Há razões para celebrar a efeméride. Mas só uma corajosa reflexão sobre as deficiências da Carta fará com que o texto siga como o farol mais brilhante das liberdades democráticas
Malgrado as suas muitas deficiências, já tantas vezes apontadas por este jornal, inclusive durante a Assembleia Nacional Constituinte, e as atribulações políticas e institucionais ao longo de sua vigência, incluindo nada menos que a cassação de dois presidentes da República por crimes de responsabilidade, o fato é que a Constituição de 1988 triunfou sobre os seus inimigos – sejam os que tentaram sabotá-la no nascedouro, sejam os que a ameaçaram como nunca nos últimos quatro anos –, ganhou os corações e mentes dos brasileiros e permitiu ao País experimentar o mais longevo período de normalidade democrática da história republicana.

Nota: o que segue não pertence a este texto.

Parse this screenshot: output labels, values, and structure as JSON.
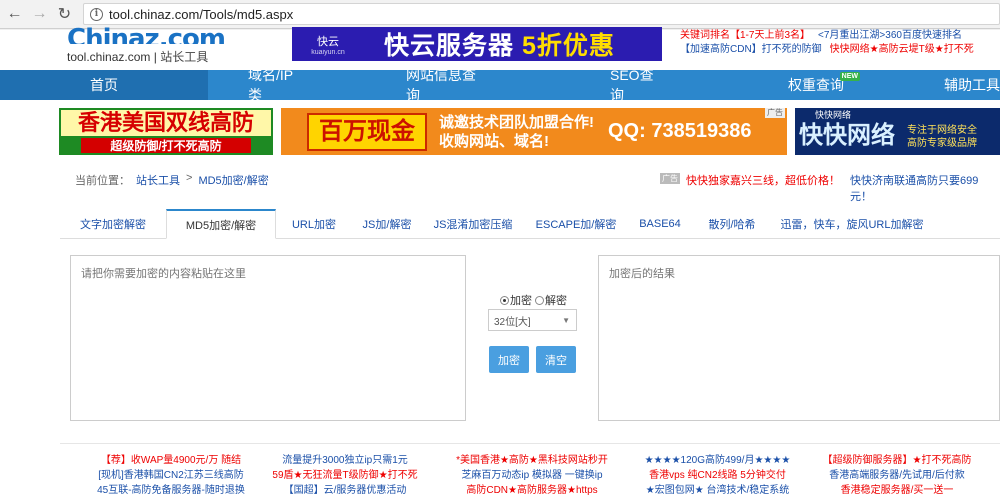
{
  "browser": {
    "url": "tool.chinaz.com/Tools/md5.aspx",
    "back_icon": "arrow-left-icon",
    "forward_icon": "arrow-right-icon",
    "reload_icon": "reload-icon",
    "info_icon": "info-icon"
  },
  "header": {
    "logo_text": "Chinaz.com",
    "logo_domain": "tool.chinaz.com",
    "logo_sep": "|",
    "logo_name": "站长工具",
    "banner_brand": "快云",
    "banner_brand_sub": "kuaiyun.cn",
    "banner_text": "快云服务器",
    "banner_highlight": "5折优惠",
    "toplinks": [
      {
        "text": "关键词排名【1-7天上前3名】",
        "color": "red"
      },
      {
        "text": "<7月重出江湖>360百度快速排名",
        "color": "blue"
      },
      {
        "text": "【加速高防CDN】打不死的防御",
        "color": "blue"
      },
      {
        "text": "快快网络★高防云堤T级★打不死",
        "color": "red"
      }
    ]
  },
  "nav": {
    "items": [
      {
        "label": "首页",
        "active": true
      },
      {
        "label": "域名/IP类",
        "active": false
      },
      {
        "label": "网站信息查询",
        "active": false
      },
      {
        "label": "SEO查询",
        "active": false
      },
      {
        "label": "权重查询",
        "active": false,
        "badge": "NEW"
      },
      {
        "label": "辅助工具",
        "active": false
      }
    ]
  },
  "ads": {
    "ad1_title": "香港美国双线高防",
    "ad1_sub": "超级防御/打不死高防",
    "ad2_box": "百万现金",
    "ad2_line1": "诚邀技术团队加盟合作!",
    "ad2_line2": "收购网站、域名!",
    "ad2_qq": "QQ: 738519386",
    "ad2_tag": "广告",
    "ad3_top": "快快网络",
    "ad3_big": "快快网络",
    "ad3_side1": "专注于网络安全",
    "ad3_side2": "高防专家级品牌"
  },
  "breadcrumb": {
    "prefix": "当前位置：",
    "parent": "站长工具",
    "sep": ">",
    "current": "MD5加密/解密"
  },
  "promos": {
    "tag": "广告",
    "left": "快快独家嘉兴三线，超低价格！",
    "right": "快快济南联通高防只要699元！"
  },
  "tabs": [
    {
      "label": "文字加密解密",
      "active": false
    },
    {
      "label": "MD5加密/解密",
      "active": true
    },
    {
      "label": "URL加密",
      "active": false
    },
    {
      "label": "JS加/解密",
      "active": false
    },
    {
      "label": "JS混淆加密压缩",
      "active": false
    },
    {
      "label": "ESCAPE加/解密",
      "active": false
    },
    {
      "label": "BASE64",
      "active": false
    },
    {
      "label": "散列/哈希",
      "active": false
    },
    {
      "label": "迅雷，快车，旋风URL加解密",
      "active": false
    }
  ],
  "tool": {
    "input_placeholder": "请把你需要加密的内容粘贴在这里",
    "output_placeholder": "加密后的结果",
    "radio_encrypt": "加密",
    "radio_decrypt": "解密",
    "radio_selected": "encrypt",
    "bits_selected": "32位[大]",
    "encrypt_button": "加密",
    "clear_button": "清空"
  },
  "bottom_links": [
    [
      "【荐】收WAP量4900元/万 随结",
      "[现机]香港韩国CN2江苏三线高防",
      "45互联-高防免备服务器-随时退换"
    ],
    [
      "流量提升3000独立ip只需1元",
      "59盾★无狂流量T级防御★打不死",
      "【国超】云/服务器优惠活动"
    ],
    [
      "*美国香港★高防★黑科技网站秒开",
      "芝麻百万动态ip 模拟器 一键换ip",
      "高防CDN★高防服务器★https"
    ],
    [
      "★★★★120G高防499/月★★★★",
      "香港vps 纯CN2线路 5分钟交付",
      "★宏图包网★ 台湾技术/稳定系统"
    ],
    [
      "【超级防御服务器】★打不死高防",
      "香港高端服务器/先试用/后付款",
      "香港稳定服务器/买一送一"
    ]
  ]
}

Em respeito aos fatos, porém, é forçoso dizer que, em meio ao restabelecimento de direitos e garantias fundamentais que foram eliminados durante a ditadura militar (1964-1985), além da concepção de todo um arranjo institucional para sustentar o Estado Democrático de Direito, a Constituição é prolixa, disfuncional e por vezes incongruente ao longo de seus 250 artigos.
Compreende-se a sofreguidão com que os constituintes originários decidiram alçar à Lei Maior uma série de temas que, quando muito, deveriam se circunscrever à legislação ordinária. Mas essa decisão custou caro ao País. Não são poucos os direitos que só existem no papel; e não são poucos os deveres virtualmente impossíveis de serem cumpridos – que o digam milhares de prefeitos Brasil afora.
Esses defeitos, omissões e excessos da Constituição não raro têm dado azo a interpretações equivocadas, no melhor cenário, e manipulações, no pior, que perpetuam privilégios incompatíveis não só com os princípios que iluminaram a sua redação, mas com a própria ideia de República. É espantoso o grau de desassombro com que a Constituição foi violada ao longo desses 35 anos, ora de forma acintosa, ora por meios sub-reptícios, independentemente do viés político-ideológico dos governos e legislaturas de turno.
Entretanto, boa ou ruim, a Constituição é o que é, e como tal deve ser respeitada por todos e protegida por aqueles a quem a própria Lei Maior incumbe dessa nobilíssima missão: os onze ministros do Supremo Tribunal Federal (STF).
Há poucos dias, o presidente do STF, ministro Luís Roberto Barroso, ilustrou bem como o desrespeito contumaz à letra da Constituição, como se sua validade fosse seletiva ou balizada por interesses inconfessáveis, pode se enraizar no Estado e na sociedade a ponto de anestesiar os cidadãos. Para inaugurar sua gestão à frente do Supremo, o ministro pautou o julgamento da Arguição de Descumprimento de Preceito Fundamental (ADPF) 347, que trata do “estado de coisas inconstitucional” instalado nos presídios Brasil afora. Pode-se (e deve-se) questionar a excentricidade da tese, mas não há como negar que nada avilta tanto os direitos e garantias fundamentais de uma Constituição dita “cidadã” do que as condições subumanas do sistema prisional brasileiro. É uma questão fundamental a ser debatida com coragem e honestidade intelectual por toda a sociedade.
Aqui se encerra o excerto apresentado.